In many ways the idealism of my immaturity followed me after the passage of the Civil Rights bill in the nineteen sixties. I naively saw the battle for justice as being won and over. It did not occur to me that the same prejudices that created a furor over six year old Ruby Bridges attending an all white elementary school were still very much alive in the hearts of some of my fellow Americans. I was wrong to assume that racism would magically go away simply because a law declared the rights for all people in our country. I suppose I just was not paying enough attention, but my sleep walking would not last.
By the final decade of the twentieth century I was teaching in one of the most diverse schools in the city of Houston. I saw the blending of many colors and cultures, but also disturbingly felt the rumblings of prejudice that smacked of the days of my childhood. Some of my Black colleagues assured me that their struggles were far from over and that was brought home to me when a relative of one of them was brutally murdered in a little town not far from Houston. The homicide smacked of the lynchings of old and I felt ashamed that I had not seen such things still happening with regularity.
The election of President Barack Obama seemed to herald a new day of brotherhood among Americans, but then the bigoted commentary and cartoons about him and his family oozed into the public forum. I did not want to believe that the underbelly of racism was still alive. I fought against such thoughts even as the evidence demonstrated that I was wrong. My optimism faltered as the worst was yet to come.
As we celebrate Black History month echoes of the horrific racism of my childhood are becoming louder and more widely accepted. Tucker Carlson openly hawks a racist screed about Barack and Michelle Obama without the least fear of losing his lucrative job as a purveyor of propaganda. I hear his words in horror and wonder if we got to this point because too many people like me were lulled into thinking that the civil rights work was done. We lost our passion and went about our lives while Black citizens were still feeling the sting of racism. We thought that warnings from our Black friends were hyperbolic. We chose to insulate ourselves into thinking that problems no longer existed. After all, we saw that Blacks were working alongside us, living in our neighborhoods, sitting next to us on busses, becoming successful, even winning elections to become President of the United States. How could we imagine that anything was wrong with the status quo?

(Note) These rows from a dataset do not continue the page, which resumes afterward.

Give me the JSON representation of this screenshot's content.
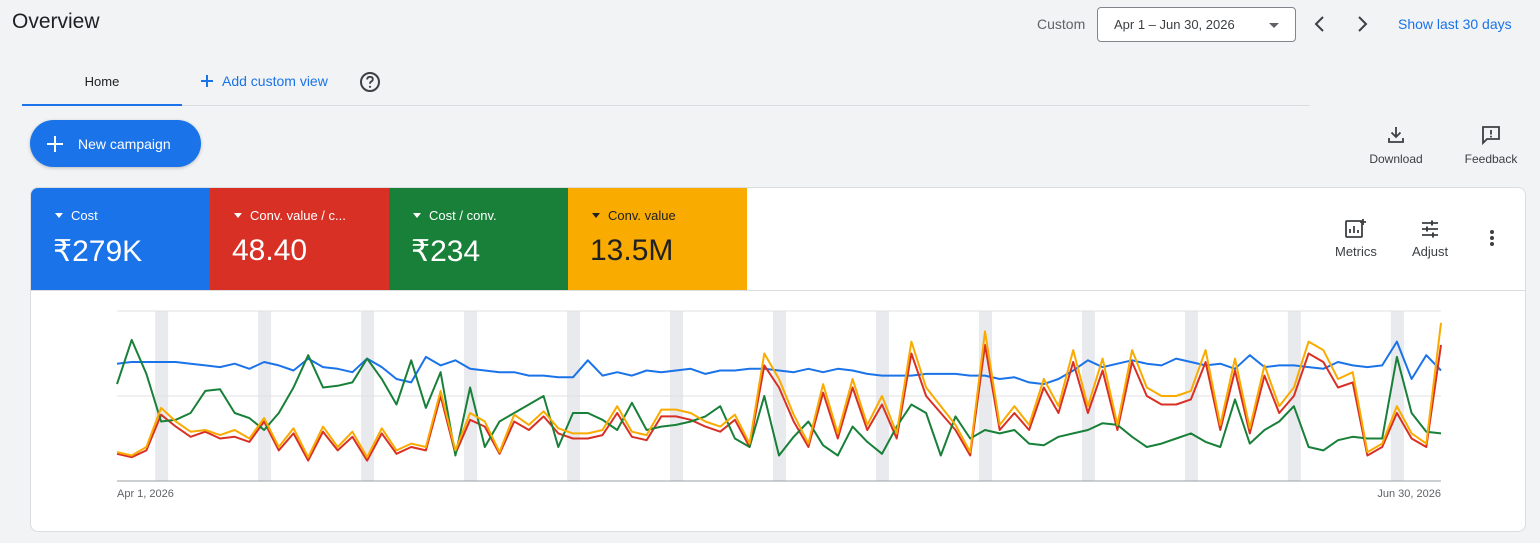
{
  "header": {
    "title": "Overview",
    "custom_label": "Custom",
    "date_range": "Apr 1 – Jun 30, 2026",
    "show_last": "Show last 30 days"
  },
  "tabs": {
    "home": "Home",
    "add_custom_view": "Add custom view"
  },
  "actions": {
    "new_campaign": "New campaign",
    "download": "Download",
    "feedback": "Feedback"
  },
  "tiles": [
    {
      "name": "Cost",
      "value": "₹279K",
      "color": "#1a73e8"
    },
    {
      "name": "Conv. value / c...",
      "value": "48.40",
      "color": "#d93025"
    },
    {
      "name": "Cost / conv.",
      "value": "₹234",
      "color": "#188038"
    },
    {
      "name": "Conv. value",
      "value": "13.5M",
      "color": "#f9ab00"
    }
  ],
  "card_tools": {
    "metrics": "Metrics",
    "adjust": "Adjust"
  },
  "chart_data": {
    "type": "line",
    "x_start_label": "Apr 1, 2026",
    "x_end_label": "Jun 30, 2026",
    "days": 91,
    "series": [
      {
        "name": "Cost",
        "color": "#1a73e8",
        "values": [
          0.69,
          0.7,
          0.7,
          0.7,
          0.7,
          0.69,
          0.68,
          0.67,
          0.69,
          0.66,
          0.7,
          0.68,
          0.65,
          0.72,
          0.67,
          0.66,
          0.64,
          0.72,
          0.67,
          0.6,
          0.58,
          0.73,
          0.68,
          0.71,
          0.66,
          0.65,
          0.64,
          0.64,
          0.62,
          0.62,
          0.61,
          0.61,
          0.71,
          0.62,
          0.64,
          0.62,
          0.65,
          0.64,
          0.65,
          0.66,
          0.63,
          0.65,
          0.65,
          0.66,
          0.66,
          0.65,
          0.64,
          0.66,
          0.64,
          0.66,
          0.65,
          0.63,
          0.62,
          0.62,
          0.62,
          0.63,
          0.63,
          0.63,
          0.62,
          0.62,
          0.6,
          0.61,
          0.58,
          0.57,
          0.6,
          0.65,
          0.71,
          0.67,
          0.69,
          0.71,
          0.69,
          0.68,
          0.72,
          0.7,
          0.68,
          0.69,
          0.66,
          0.74,
          0.67,
          0.68,
          0.68,
          0.67,
          0.66,
          0.7,
          0.68,
          0.67,
          0.68,
          0.82,
          0.6,
          0.74,
          0.65
        ]
      },
      {
        "name": "Conv. value / c...",
        "color": "#d93025",
        "values": [
          0.16,
          0.14,
          0.18,
          0.39,
          0.32,
          0.26,
          0.29,
          0.25,
          0.26,
          0.23,
          0.35,
          0.18,
          0.28,
          0.12,
          0.29,
          0.18,
          0.26,
          0.12,
          0.28,
          0.16,
          0.2,
          0.18,
          0.5,
          0.16,
          0.36,
          0.32,
          0.16,
          0.35,
          0.3,
          0.38,
          0.28,
          0.25,
          0.25,
          0.27,
          0.4,
          0.26,
          0.24,
          0.38,
          0.38,
          0.36,
          0.32,
          0.29,
          0.36,
          0.2,
          0.68,
          0.55,
          0.35,
          0.2,
          0.52,
          0.25,
          0.55,
          0.3,
          0.45,
          0.25,
          0.75,
          0.5,
          0.4,
          0.3,
          0.15,
          0.8,
          0.3,
          0.4,
          0.3,
          0.55,
          0.4,
          0.7,
          0.4,
          0.65,
          0.3,
          0.7,
          0.5,
          0.45,
          0.45,
          0.48,
          0.7,
          0.3,
          0.65,
          0.28,
          0.62,
          0.4,
          0.5,
          0.75,
          0.7,
          0.55,
          0.58,
          0.15,
          0.2,
          0.4,
          0.25,
          0.2,
          0.8
        ]
      },
      {
        "name": "Cost / conv.",
        "color": "#188038",
        "values": [
          0.57,
          0.83,
          0.63,
          0.35,
          0.36,
          0.4,
          0.53,
          0.54,
          0.4,
          0.37,
          0.3,
          0.4,
          0.55,
          0.74,
          0.55,
          0.56,
          0.58,
          0.72,
          0.6,
          0.45,
          0.71,
          0.43,
          0.64,
          0.15,
          0.55,
          0.2,
          0.35,
          0.4,
          0.45,
          0.5,
          0.2,
          0.4,
          0.4,
          0.36,
          0.3,
          0.46,
          0.3,
          0.32,
          0.33,
          0.35,
          0.38,
          0.44,
          0.25,
          0.2,
          0.5,
          0.15,
          0.26,
          0.35,
          0.21,
          0.15,
          0.32,
          0.23,
          0.16,
          0.32,
          0.45,
          0.4,
          0.15,
          0.38,
          0.25,
          0.3,
          0.28,
          0.3,
          0.22,
          0.21,
          0.26,
          0.28,
          0.3,
          0.34,
          0.33,
          0.26,
          0.2,
          0.22,
          0.25,
          0.28,
          0.23,
          0.2,
          0.48,
          0.22,
          0.3,
          0.35,
          0.44,
          0.2,
          0.18,
          0.24,
          0.26,
          0.25,
          0.25,
          0.73,
          0.4,
          0.29,
          0.28
        ]
      },
      {
        "name": "Conv. value",
        "color": "#f9ab00",
        "values": [
          0.17,
          0.15,
          0.2,
          0.43,
          0.35,
          0.29,
          0.3,
          0.27,
          0.3,
          0.25,
          0.37,
          0.2,
          0.31,
          0.14,
          0.32,
          0.2,
          0.29,
          0.14,
          0.31,
          0.18,
          0.22,
          0.2,
          0.53,
          0.18,
          0.4,
          0.35,
          0.17,
          0.39,
          0.33,
          0.41,
          0.31,
          0.28,
          0.28,
          0.3,
          0.44,
          0.29,
          0.27,
          0.42,
          0.42,
          0.4,
          0.35,
          0.32,
          0.39,
          0.22,
          0.75,
          0.6,
          0.39,
          0.22,
          0.57,
          0.28,
          0.6,
          0.33,
          0.5,
          0.28,
          0.82,
          0.55,
          0.44,
          0.33,
          0.17,
          0.88,
          0.33,
          0.44,
          0.33,
          0.6,
          0.44,
          0.77,
          0.44,
          0.72,
          0.33,
          0.77,
          0.55,
          0.5,
          0.5,
          0.53,
          0.77,
          0.33,
          0.72,
          0.31,
          0.68,
          0.44,
          0.55,
          0.82,
          0.77,
          0.6,
          0.64,
          0.17,
          0.22,
          0.44,
          0.28,
          0.22,
          0.93
        ]
      }
    ]
  }
}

As we take time to celebrate our nation’s strides forward during Black History month we would also do well to accept that there is still work to be done. The signs and realities tell us that our nation and many of its people have not yet admitted that the journey for justice still looms before us. It was only sixty three years ago when little Ruby Bridges so bravely represented the hopes and dreams of equality shared by all oppressed people. Don’t fall asleep. Read about the struggles then and now. Keep the passion for justice burning. Speak out when wrong is done and listen to those who have experienced and may still be experiencing prejudice. Their stories are as important now as they were not so long ago.
One thought on “Not So Long Ago”
Very well done~! Except that you must understand that it did not, and does not, stop at the Mason Dixon Line. Bigotry is a universal problem all over the world, whether it is in the name of color, religion, or nationality and all should be seen. Thanks, I lived it too and was also a percipient, in my ignorance, and blindness, of human nature.